We went from 3 intubated patients to 9 intubated patients in 3 days. By Sunday afternoon that first weekend there were 25 hypoxemic, non-intubated patients with respiratory failure. Much of the rest of that first weekend is a blur. I came home that night and entered my house through the garage, disrobing and wiping down the whole way, then took my temperature, followed by a hot shower to decontaminate – and quarantined myself in the basement away from my husband and children. In fact, the basement became my home.

Remembering

Yesterday we held a moment of silence in the lobby of the hospital, remembering the beginning of the pandemic, one year ago. It stirred up memories and emotions I had suppressed. I’m not sure I’m ready to unpack those feelings yet — it is exhausting to do so. The weather is nice and the days are getting longer. Right now we are in the low double digits for COVID hospital inpatients. I want to pretend things are normalizing and just have a nice weekend.
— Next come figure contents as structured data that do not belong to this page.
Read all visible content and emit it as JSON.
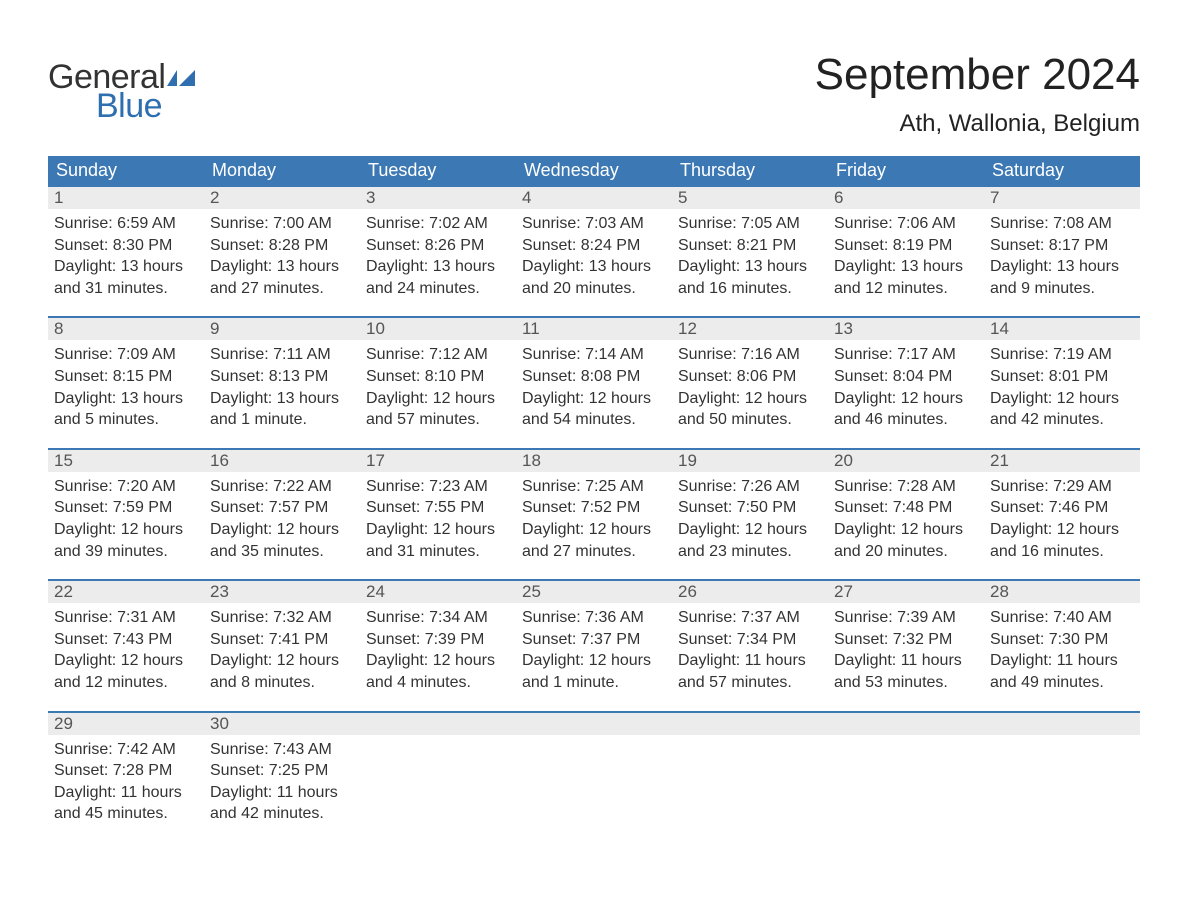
{
  "brand": {
    "word1": "General",
    "word2": "Blue",
    "flag_color": "#2f6fb0"
  },
  "title": "September 2024",
  "location": "Ath, Wallonia, Belgium",
  "colors": {
    "header_bg": "#3c78b4",
    "header_text": "#ffffff",
    "daynum_bg": "#ececec",
    "rule": "#3c78b4",
    "body_text": "#333333",
    "page_bg": "#ffffff"
  },
  "typography": {
    "title_fontsize": 44,
    "location_fontsize": 24,
    "dow_fontsize": 18,
    "daynum_fontsize": 17,
    "detail_fontsize": 16,
    "logo_fontsize": 34
  },
  "layout": {
    "columns": 7,
    "weeks": 5
  },
  "days_of_week": [
    "Sunday",
    "Monday",
    "Tuesday",
    "Wednesday",
    "Thursday",
    "Friday",
    "Saturday"
  ],
  "weeks": [
    [
      {
        "n": "1",
        "sunrise": "Sunrise: 6:59 AM",
        "sunset": "Sunset: 8:30 PM",
        "d1": "Daylight: 13 hours",
        "d2": "and 31 minutes."
      },
      {
        "n": "2",
        "sunrise": "Sunrise: 7:00 AM",
        "sunset": "Sunset: 8:28 PM",
        "d1": "Daylight: 13 hours",
        "d2": "and 27 minutes."
      },
      {
        "n": "3",
        "sunrise": "Sunrise: 7:02 AM",
        "sunset": "Sunset: 8:26 PM",
        "d1": "Daylight: 13 hours",
        "d2": "and 24 minutes."
      },
      {
        "n": "4",
        "sunrise": "Sunrise: 7:03 AM",
        "sunset": "Sunset: 8:24 PM",
        "d1": "Daylight: 13 hours",
        "d2": "and 20 minutes."
      },
      {
        "n": "5",
        "sunrise": "Sunrise: 7:05 AM",
        "sunset": "Sunset: 8:21 PM",
        "d1": "Daylight: 13 hours",
        "d2": "and 16 minutes."
      },
      {
        "n": "6",
        "sunrise": "Sunrise: 7:06 AM",
        "sunset": "Sunset: 8:19 PM",
        "d1": "Daylight: 13 hours",
        "d2": "and 12 minutes."
      },
      {
        "n": "7",
        "sunrise": "Sunrise: 7:08 AM",
        "sunset": "Sunset: 8:17 PM",
        "d1": "Daylight: 13 hours",
        "d2": "and 9 minutes."
      }
    ],
    [
      {
        "n": "8",
        "sunrise": "Sunrise: 7:09 AM",
        "sunset": "Sunset: 8:15 PM",
        "d1": "Daylight: 13 hours",
        "d2": "and 5 minutes."
      },
      {
        "n": "9",
        "sunrise": "Sunrise: 7:11 AM",
        "sunset": "Sunset: 8:13 PM",
        "d1": "Daylight: 13 hours",
        "d2": "and 1 minute."
      },
      {
        "n": "10",
        "sunrise": "Sunrise: 7:12 AM",
        "sunset": "Sunset: 8:10 PM",
        "d1": "Daylight: 12 hours",
        "d2": "and 57 minutes."
      },
      {
        "n": "11",
        "sunrise": "Sunrise: 7:14 AM",
        "sunset": "Sunset: 8:08 PM",
        "d1": "Daylight: 12 hours",
        "d2": "and 54 minutes."
      },
      {
        "n": "12",
        "sunrise": "Sunrise: 7:16 AM",
        "sunset": "Sunset: 8:06 PM",
        "d1": "Daylight: 12 hours",
        "d2": "and 50 minutes."
      },
      {
        "n": "13",
        "sunrise": "Sunrise: 7:17 AM",
        "sunset": "Sunset: 8:04 PM",
        "d1": "Daylight: 12 hours",
        "d2": "and 46 minutes."
      },
      {
        "n": "14",
        "sunrise": "Sunrise: 7:19 AM",
        "sunset": "Sunset: 8:01 PM",
        "d1": "Daylight: 12 hours",
        "d2": "and 42 minutes."
      }
    ],
    [
      {
        "n": "15",
        "sunrise": "Sunrise: 7:20 AM",
        "sunset": "Sunset: 7:59 PM",
        "d1": "Daylight: 12 hours",
        "d2": "and 39 minutes."
      },
      {
        "n": "16",
        "sunrise": "Sunrise: 7:22 AM",
        "sunset": "Sunset: 7:57 PM",
        "d1": "Daylight: 12 hours",
        "d2": "and 35 minutes."
      },
      {
        "n": "17",
        "sunrise": "Sunrise: 7:23 AM",
        "sunset": "Sunset: 7:55 PM",
        "d1": "Daylight: 12 hours",
        "d2": "and 31 minutes."
      },
      {
        "n": "18",
        "sunrise": "Sunrise: 7:25 AM",
        "sunset": "Sunset: 7:52 PM",
        "d1": "Daylight: 12 hours",
        "d2": "and 27 minutes."
      },
      {
        "n": "19",
        "sunrise": "Sunrise: 7:26 AM",
        "sunset": "Sunset: 7:50 PM",
        "d1": "Daylight: 12 hours",
        "d2": "and 23 minutes."
      },
      {
        "n": "20",
        "sunrise": "Sunrise: 7:28 AM",
        "sunset": "Sunset: 7:48 PM",
        "d1": "Daylight: 12 hours",
        "d2": "and 20 minutes."
      },
      {
        "n": "21",
        "sunrise": "Sunrise: 7:29 AM",
        "sunset": "Sunset: 7:46 PM",
        "d1": "Daylight: 12 hours",
        "d2": "and 16 minutes."
      }
    ],
    [
      {
        "n": "22",
        "sunrise": "Sunrise: 7:31 AM",
        "sunset": "Sunset: 7:43 PM",
        "d1": "Daylight: 12 hours",
        "d2": "and 12 minutes."
      },
      {
        "n": "23",
        "sunrise": "Sunrise: 7:32 AM",
        "sunset": "Sunset: 7:41 PM",
        "d1": "Daylight: 12 hours",
        "d2": "and 8 minutes."
      },
      {
        "n": "24",
        "sunrise": "Sunrise: 7:34 AM",
        "sunset": "Sunset: 7:39 PM",
        "d1": "Daylight: 12 hours",
        "d2": "and 4 minutes."
      },
      {
        "n": "25",
        "sunrise": "Sunrise: 7:36 AM",
        "sunset": "Sunset: 7:37 PM",
        "d1": "Daylight: 12 hours",
        "d2": "and 1 minute."
      },
      {
        "n": "26",
        "sunrise": "Sunrise: 7:37 AM",
        "sunset": "Sunset: 7:34 PM",
        "d1": "Daylight: 11 hours",
        "d2": "and 57 minutes."
      },
      {
        "n": "27",
        "sunrise": "Sunrise: 7:39 AM",
        "sunset": "Sunset: 7:32 PM",
        "d1": "Daylight: 11 hours",
        "d2": "and 53 minutes."
      },
      {
        "n": "28",
        "sunrise": "Sunrise: 7:40 AM",
        "sunset": "Sunset: 7:30 PM",
        "d1": "Daylight: 11 hours",
        "d2": "and 49 minutes."
      }
    ],
    [
      {
        "n": "29",
        "sunrise": "Sunrise: 7:42 AM",
        "sunset": "Sunset: 7:28 PM",
        "d1": "Daylight: 11 hours",
        "d2": "and 45 minutes."
      },
      {
        "n": "30",
        "sunrise": "Sunrise: 7:43 AM",
        "sunset": "Sunset: 7:25 PM",
        "d1": "Daylight: 11 hours",
        "d2": "and 42 minutes."
      },
      null,
      null,
      null,
      null,
      null
    ]
  ]
}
But in a sense I need to mark this anniversary too, as it has been a year since my life — all of our lives — changed forever. I never could have predicted that the decision to pursue a fellowship in critical care medicine or that the strange timing of the call schedule would position me to be the first intensivist on call for COVID Wave One. It had a massive impact on my life.

Yesterday after the moment of silence, my dear friend, wound care nurse, prayer warrior, and closest friend and I looked at one another and wept. How little did we know that our little prayer in the hallway and our fears for one another’s safety in the face of uncertainty would mark the beginning of it all. How little did we know the way in which we would be changed one year later. COVID is a crucible, it consumes the dross from the raw material, its impact destroys, strengthens, and scars.

What Would I Tell Myself, if I Could Talk to Me Before COVID?

I would have told myself not to sweat the little stuff. You will be OK. Pray as much as you can and when you can’t, your friends will pray for you. Love with abandon and hug with impunity because soon you won’t be able to hug everyone. Share food and drinks and spoons and salsa – because soon you will not be able to share food. Buy stock in March in anything!!! Invest in skin care because you’ll never wear makeup again.